If N2–P3 differences are taken as a good indicator of novelty processing, one could further conclude that novelty processing is not the reason for better memory for isolates in a von Restorff paradigm. More speculatively, the role of novelty in learning may be smaller than has been suggested by some (Hasselmo et al. 1996; Meeter et al. 2004; Lisman and Grace 2005). Novelty may mostly be good at attracting attention to itself, and thus away from other material. This may sometimes aid performance, as when a novel feature can be used as a cue to free recall an item. It can also hurt performance, as in our 'Experiment 1', where novel sounds attracted attention away from the words. Nonetheless, we did find a von Restorff effect in cued recall, which cannot be attributed to use as a cue of novel features. This effect, smaller than in other studies (Otten and Donchin 2000; Wiswede et al. 2006), may be a true effect of novelty on encoding, perhaps through increased rehearsal for novels as has been found in other studies (Dunlosky et al. 2000).

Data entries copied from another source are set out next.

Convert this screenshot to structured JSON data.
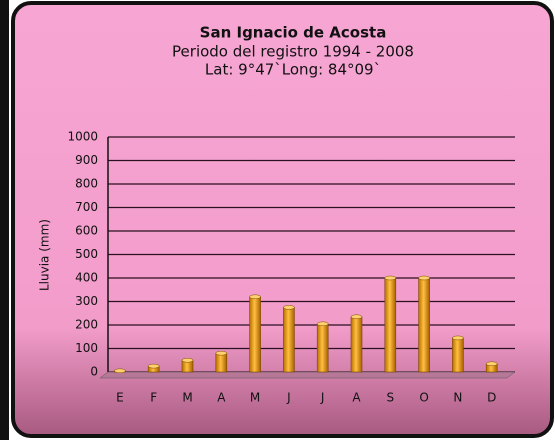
{
  "chart_data": {
    "type": "bar",
    "title": "San Ignacio de Acosta",
    "subtitle": "Periodo del registro  1994 - 2008",
    "annotation": "Lat: 9°47`Long: 84°09`",
    "y_label": "Lluvia (mm)",
    "categories": [
      "E",
      "F",
      "M",
      "A",
      "M",
      "J",
      "J",
      "A",
      "S",
      "O",
      "N",
      "D"
    ],
    "values": [
      5,
      25,
      50,
      80,
      320,
      275,
      205,
      235,
      400,
      400,
      145,
      35
    ],
    "color": "#f5a000",
    "ylim": [
      0,
      1000
    ],
    "yticks": [
      0,
      100,
      200,
      300,
      400,
      500,
      600,
      700,
      800,
      900,
      1000
    ],
    "grid": true
  }
}
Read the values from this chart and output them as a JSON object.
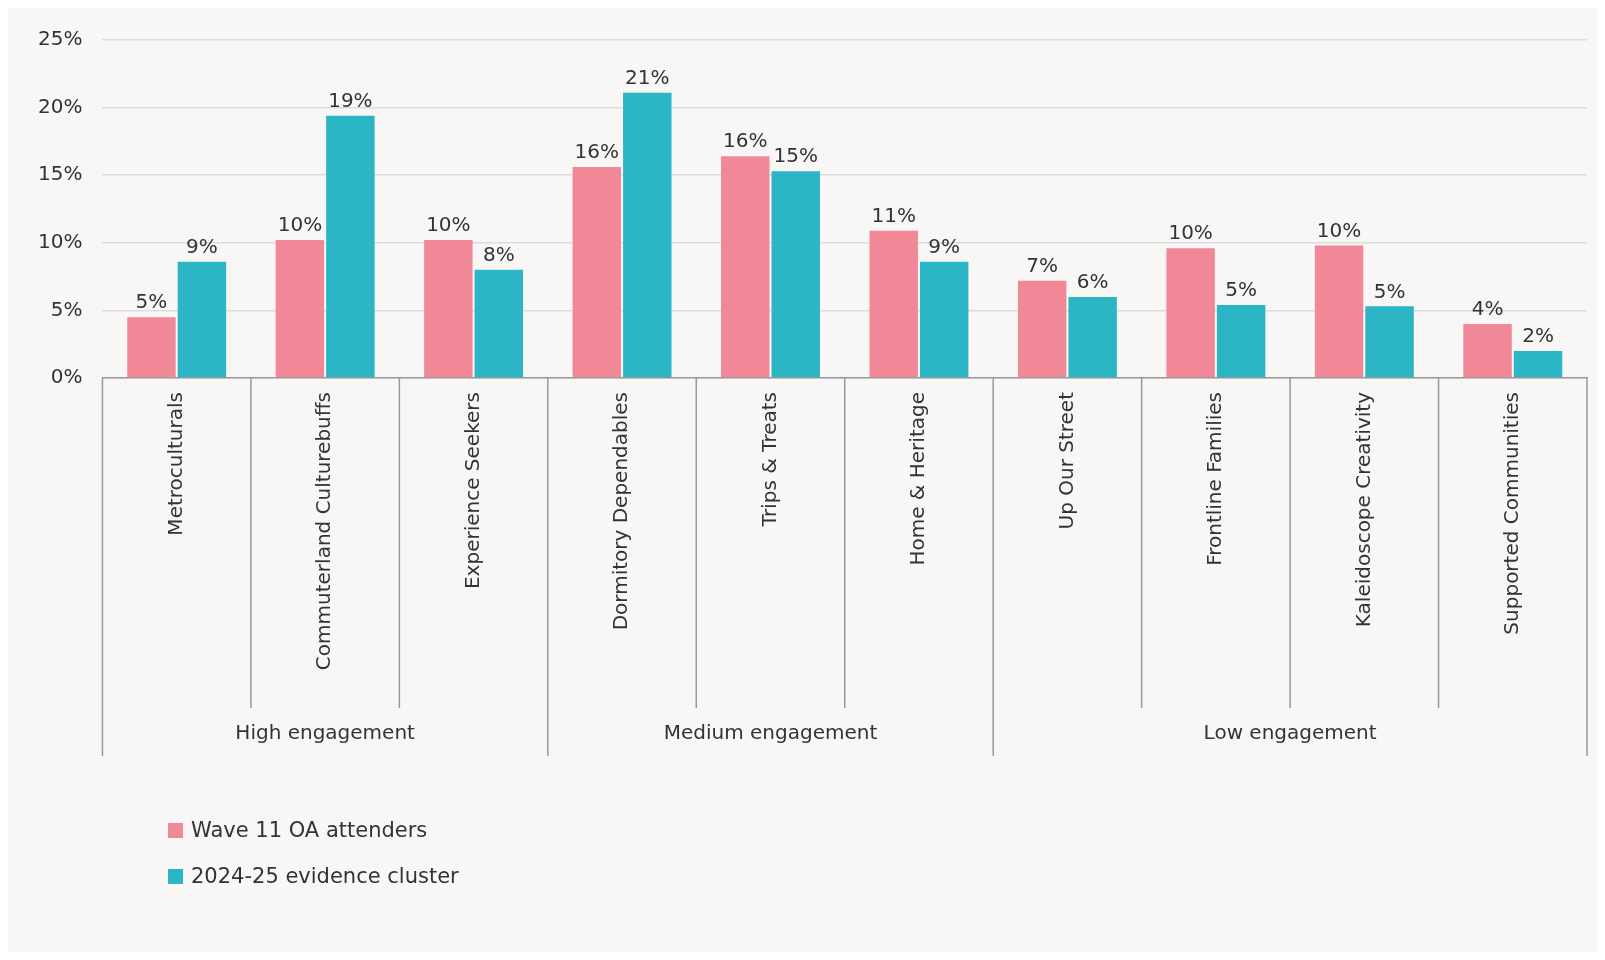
{
  "chart_data": {
    "type": "bar",
    "categories": [
      "Metroculturals",
      "Commuterland Culturebuffs",
      "Experience Seekers",
      "Dormitory Dependables",
      "Trips & Treats",
      "Home & Heritage",
      "Up Our Street",
      "Frontline Families",
      "Kaleidoscope Creativity",
      "Supported Communities"
    ],
    "series": [
      {
        "name": "Wave 11 OA attenders",
        "color": "#f08898",
        "values": [
          4.5,
          10.2,
          10.2,
          15.6,
          16.4,
          10.9,
          7.2,
          9.6,
          9.8,
          4.0
        ],
        "value_labels": [
          "5%",
          "10%",
          "10%",
          "16%",
          "16%",
          "11%",
          "7%",
          "10%",
          "10%",
          "4%"
        ]
      },
      {
        "name": "2024-25 evidence cluster",
        "color": "#2bb5c5",
        "values": [
          8.6,
          19.4,
          8.0,
          21.1,
          15.3,
          8.6,
          6.0,
          5.4,
          5.3,
          2.0
        ],
        "value_labels": [
          "9%",
          "19%",
          "8%",
          "21%",
          "15%",
          "9%",
          "6%",
          "5%",
          "5%",
          "2%"
        ]
      }
    ],
    "ylim": [
      0,
      25
    ],
    "yticks": [
      {
        "value": 0,
        "label": "0%"
      },
      {
        "value": 5,
        "label": "5%"
      },
      {
        "value": 10,
        "label": "10%"
      },
      {
        "value": 15,
        "label": "15%"
      },
      {
        "value": 20,
        "label": "20%"
      },
      {
        "value": 25,
        "label": "25%"
      }
    ],
    "grid": "y",
    "legend": "bottom left",
    "annotations": [
      "High engagement",
      "Medium engagement",
      "Low engagement"
    ]
  }
}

The von Restorff effect is a robust advantage for isolates within a list. These isolates can generate novelty-associated fronto-central N2 and P3a, and the centro-parietal P3b components. However, this N2–P3 complex is not enhanced for correctly remembered isolates as compared to forgotten ones. This finding, and others, suggest that novelty processing is not the cause of the von Restorff effect, and may not be as advantageous for memory encoding as sometimes thought.
We thank Anke Sambeth for providing us with the sound clips.
Authors' contributions: M. M. designed the experiment and programmed the task. M. R. G. collected and analyzed the data. M. M. and M. R. G. wrote the manuscript.
Conflict of Interest
Further exploration showed a main effect of accuracy over Fz (F1,15 = 6.70, P = 0.02). However, given that this analysis was not planned, this finding cannot be taken at face value – correcting for multiple comparison would not yield a significant result.
The exception would be when a cue was presented in the same color/font during cued recall or recognition as during study. In this case, the color/font can be used as cue, and help performance. Indeed, Fabiani and Donchin (1995) found a von Restorff effect in recognition if words were presented during recognition in the same font as during study.